Schlussendlich ist die Messung der NFRT in einem heterogenen Patientenkollektiv kritisch kranker Patienten vielen verschiedenen, potenziellen Störfaktoren unterworfen, die eine alleinige Reduktion des Analgosedierungsregimes nur anhand der Höhe der NFRT zum aktuellen Zeitpunkt nicht erlauben. Die oben diskutierten Einflussfaktoren auf die NFRT wie beispielsweise eine potenzielle CIP-CIM, das Patientenalter und -geschlecht müssen in der Interpretation der Ergebnisse berücksichtigt werden. Das retrospektive Studiendesign sowie die kritische Erkrankung der Patienten machte es unmöglich, eine Ausgangsmessung der individuellen Reizschwelle vor Eintreten der jeweiligen Erkrankung der Patienten zu erheben. Die Heterogenität des Patientenkollektives führte dazu, dass nicht in jedem Reizschwellenkorridor für jeden Einflussfaktor adjustiert werden konnte. Durch die geringe Fallzahl der aufgrund der SARS-CoV-2-Pandemie vorzeitig abgebrochenen Studie konnten keine Subgruppenanalysen an Patienten mit vergleichbaren Krankheitsbildern etc. durchgeführt werden, was eine bessere Interpretation der Ergebnisse im heterogenen Patientenkollektiv erlaubt hätte.

Schlussfolgerung

Die Messung des NFRT in einem heterogenen Kollektiv kritisch kranker Patienten zeigt eine Tendenz zu einer Mortalitätssteigerung bei höheren Werten sowie eine Tendenz zu einer Reduktion der Delirinzidenz bei niedrigeren Werten. Da die Messung der NFRT vielen verschiedenen Einflussfaktoren unterliegt, die im Rahmen einer intensivmedizinischen Komplexbehandlung nicht standardisiert erfasst und kontrolliert werden können, ist eine Anpassung des Analgosedierungsregimes, basierend auf der gemessenen NFRT, zum aktuellen Zeitpunkt obsolet. Ob und wie die Höhe der NFRT mit der Mortalität und Delirinzidenz korreliert, muss in kontrollierten Studien an kritisch kranken Patienten weiter untersucht werden.

Fazit für die Praxis

  • Nicht nur die zu tiefe Sedierung, sondern auch eine zu exzessive Analgesie hat negative, Outcome-relevante Auswirkungen auf den kritisch kranken Patienten.

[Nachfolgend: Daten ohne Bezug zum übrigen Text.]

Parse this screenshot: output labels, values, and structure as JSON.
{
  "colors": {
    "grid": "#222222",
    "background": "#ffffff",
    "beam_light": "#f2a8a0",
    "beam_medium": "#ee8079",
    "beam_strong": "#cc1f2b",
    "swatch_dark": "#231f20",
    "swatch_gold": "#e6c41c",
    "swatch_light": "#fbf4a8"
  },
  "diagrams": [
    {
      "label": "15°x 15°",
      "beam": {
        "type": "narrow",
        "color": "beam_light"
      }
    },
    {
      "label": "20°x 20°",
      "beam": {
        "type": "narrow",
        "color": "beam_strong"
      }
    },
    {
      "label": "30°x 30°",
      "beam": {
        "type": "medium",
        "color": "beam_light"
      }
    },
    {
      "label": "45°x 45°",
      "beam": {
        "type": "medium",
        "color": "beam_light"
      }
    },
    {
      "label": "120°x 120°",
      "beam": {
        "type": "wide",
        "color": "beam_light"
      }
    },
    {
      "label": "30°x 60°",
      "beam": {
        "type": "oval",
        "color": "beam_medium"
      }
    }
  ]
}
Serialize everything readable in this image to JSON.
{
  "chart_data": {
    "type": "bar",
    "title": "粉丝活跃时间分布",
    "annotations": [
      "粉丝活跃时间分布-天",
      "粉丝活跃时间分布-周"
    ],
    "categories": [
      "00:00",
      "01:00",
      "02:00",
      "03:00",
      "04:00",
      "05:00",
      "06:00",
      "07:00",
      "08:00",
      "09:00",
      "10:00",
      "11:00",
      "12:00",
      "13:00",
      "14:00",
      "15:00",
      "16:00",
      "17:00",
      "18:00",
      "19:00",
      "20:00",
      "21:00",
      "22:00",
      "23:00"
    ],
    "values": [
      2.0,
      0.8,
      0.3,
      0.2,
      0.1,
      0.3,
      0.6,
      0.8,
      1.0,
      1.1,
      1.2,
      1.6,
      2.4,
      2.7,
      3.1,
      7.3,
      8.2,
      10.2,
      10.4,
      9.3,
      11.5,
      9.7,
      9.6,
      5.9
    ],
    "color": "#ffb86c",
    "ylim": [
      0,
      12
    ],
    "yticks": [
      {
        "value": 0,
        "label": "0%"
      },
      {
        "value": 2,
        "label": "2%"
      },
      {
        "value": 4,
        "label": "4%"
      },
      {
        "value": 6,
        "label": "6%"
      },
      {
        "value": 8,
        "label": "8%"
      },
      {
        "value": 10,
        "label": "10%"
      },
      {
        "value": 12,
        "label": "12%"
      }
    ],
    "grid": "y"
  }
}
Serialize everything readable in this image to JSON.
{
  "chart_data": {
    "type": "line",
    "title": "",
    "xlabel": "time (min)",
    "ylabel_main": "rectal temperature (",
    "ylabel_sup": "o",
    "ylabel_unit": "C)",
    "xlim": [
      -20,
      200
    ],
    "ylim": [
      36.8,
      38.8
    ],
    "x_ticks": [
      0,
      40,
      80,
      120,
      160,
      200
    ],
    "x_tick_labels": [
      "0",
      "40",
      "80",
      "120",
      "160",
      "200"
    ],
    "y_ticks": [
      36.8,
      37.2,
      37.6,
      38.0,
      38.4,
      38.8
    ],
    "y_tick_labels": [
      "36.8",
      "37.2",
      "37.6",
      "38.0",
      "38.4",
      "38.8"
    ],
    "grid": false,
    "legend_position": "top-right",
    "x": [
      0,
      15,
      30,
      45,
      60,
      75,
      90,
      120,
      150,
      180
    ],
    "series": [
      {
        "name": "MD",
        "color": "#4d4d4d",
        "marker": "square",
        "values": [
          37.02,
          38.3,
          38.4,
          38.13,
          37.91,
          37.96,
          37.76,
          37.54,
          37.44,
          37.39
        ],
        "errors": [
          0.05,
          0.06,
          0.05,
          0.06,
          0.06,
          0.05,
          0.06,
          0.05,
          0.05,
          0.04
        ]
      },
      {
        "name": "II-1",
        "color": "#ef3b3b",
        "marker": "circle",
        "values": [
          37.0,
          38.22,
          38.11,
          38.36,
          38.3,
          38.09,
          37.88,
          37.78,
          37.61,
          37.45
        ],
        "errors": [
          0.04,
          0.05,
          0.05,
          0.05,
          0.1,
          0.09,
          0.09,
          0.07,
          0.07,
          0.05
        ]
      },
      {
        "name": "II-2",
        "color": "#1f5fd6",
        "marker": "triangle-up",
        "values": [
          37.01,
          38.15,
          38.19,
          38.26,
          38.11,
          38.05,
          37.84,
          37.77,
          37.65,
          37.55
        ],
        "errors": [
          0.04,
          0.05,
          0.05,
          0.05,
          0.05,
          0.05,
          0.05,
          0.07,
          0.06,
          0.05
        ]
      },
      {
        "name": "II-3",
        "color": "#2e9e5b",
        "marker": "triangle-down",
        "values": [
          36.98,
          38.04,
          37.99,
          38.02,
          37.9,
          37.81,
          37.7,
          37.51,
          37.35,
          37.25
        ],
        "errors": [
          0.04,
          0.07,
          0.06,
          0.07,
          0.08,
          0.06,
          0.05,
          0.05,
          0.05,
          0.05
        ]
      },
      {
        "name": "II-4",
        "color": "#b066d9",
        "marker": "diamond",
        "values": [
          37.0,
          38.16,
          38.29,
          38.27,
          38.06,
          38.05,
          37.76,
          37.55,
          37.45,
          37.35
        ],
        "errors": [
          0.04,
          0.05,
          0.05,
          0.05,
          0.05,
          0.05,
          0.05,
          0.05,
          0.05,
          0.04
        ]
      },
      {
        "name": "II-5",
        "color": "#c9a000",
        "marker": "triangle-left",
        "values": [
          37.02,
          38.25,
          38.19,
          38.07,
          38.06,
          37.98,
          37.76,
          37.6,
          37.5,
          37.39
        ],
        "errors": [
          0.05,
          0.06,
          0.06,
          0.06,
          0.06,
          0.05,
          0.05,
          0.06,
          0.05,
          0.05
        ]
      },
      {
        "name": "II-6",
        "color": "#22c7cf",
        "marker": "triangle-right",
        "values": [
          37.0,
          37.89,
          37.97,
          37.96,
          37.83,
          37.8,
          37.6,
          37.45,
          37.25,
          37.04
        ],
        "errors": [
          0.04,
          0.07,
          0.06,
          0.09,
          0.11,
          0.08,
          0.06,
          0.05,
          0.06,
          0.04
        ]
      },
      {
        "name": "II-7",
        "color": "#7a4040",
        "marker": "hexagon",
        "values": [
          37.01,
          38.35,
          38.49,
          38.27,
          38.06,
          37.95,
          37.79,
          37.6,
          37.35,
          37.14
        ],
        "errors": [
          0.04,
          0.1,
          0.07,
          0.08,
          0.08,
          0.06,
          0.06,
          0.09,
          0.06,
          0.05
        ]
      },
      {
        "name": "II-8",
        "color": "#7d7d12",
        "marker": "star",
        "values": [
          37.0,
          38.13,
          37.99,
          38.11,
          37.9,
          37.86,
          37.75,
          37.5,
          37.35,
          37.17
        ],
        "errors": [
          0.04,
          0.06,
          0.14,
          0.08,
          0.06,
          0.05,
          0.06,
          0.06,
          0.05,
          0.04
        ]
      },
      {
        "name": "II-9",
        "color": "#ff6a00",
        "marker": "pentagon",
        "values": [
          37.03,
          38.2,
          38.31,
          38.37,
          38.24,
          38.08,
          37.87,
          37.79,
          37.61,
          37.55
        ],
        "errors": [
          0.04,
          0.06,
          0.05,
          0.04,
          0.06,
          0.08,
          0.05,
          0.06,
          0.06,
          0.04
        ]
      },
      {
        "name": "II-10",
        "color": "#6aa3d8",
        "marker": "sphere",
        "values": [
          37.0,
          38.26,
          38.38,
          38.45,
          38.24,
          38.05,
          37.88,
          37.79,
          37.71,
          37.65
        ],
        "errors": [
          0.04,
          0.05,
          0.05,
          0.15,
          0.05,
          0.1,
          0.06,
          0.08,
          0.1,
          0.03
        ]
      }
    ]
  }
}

  • Die NFRT-Messung beim kritisch kranken Patienten unterliegt vielen verschiedenen Einflussfaktoren, wie u. a. einer möglichen CIP-CIM; diese können die Ergebnisse beeinflussen.

  • Eine Anpassung der Analgosedierung anhand der Höhe der NFRT kann aktuell nicht empfohlen werden.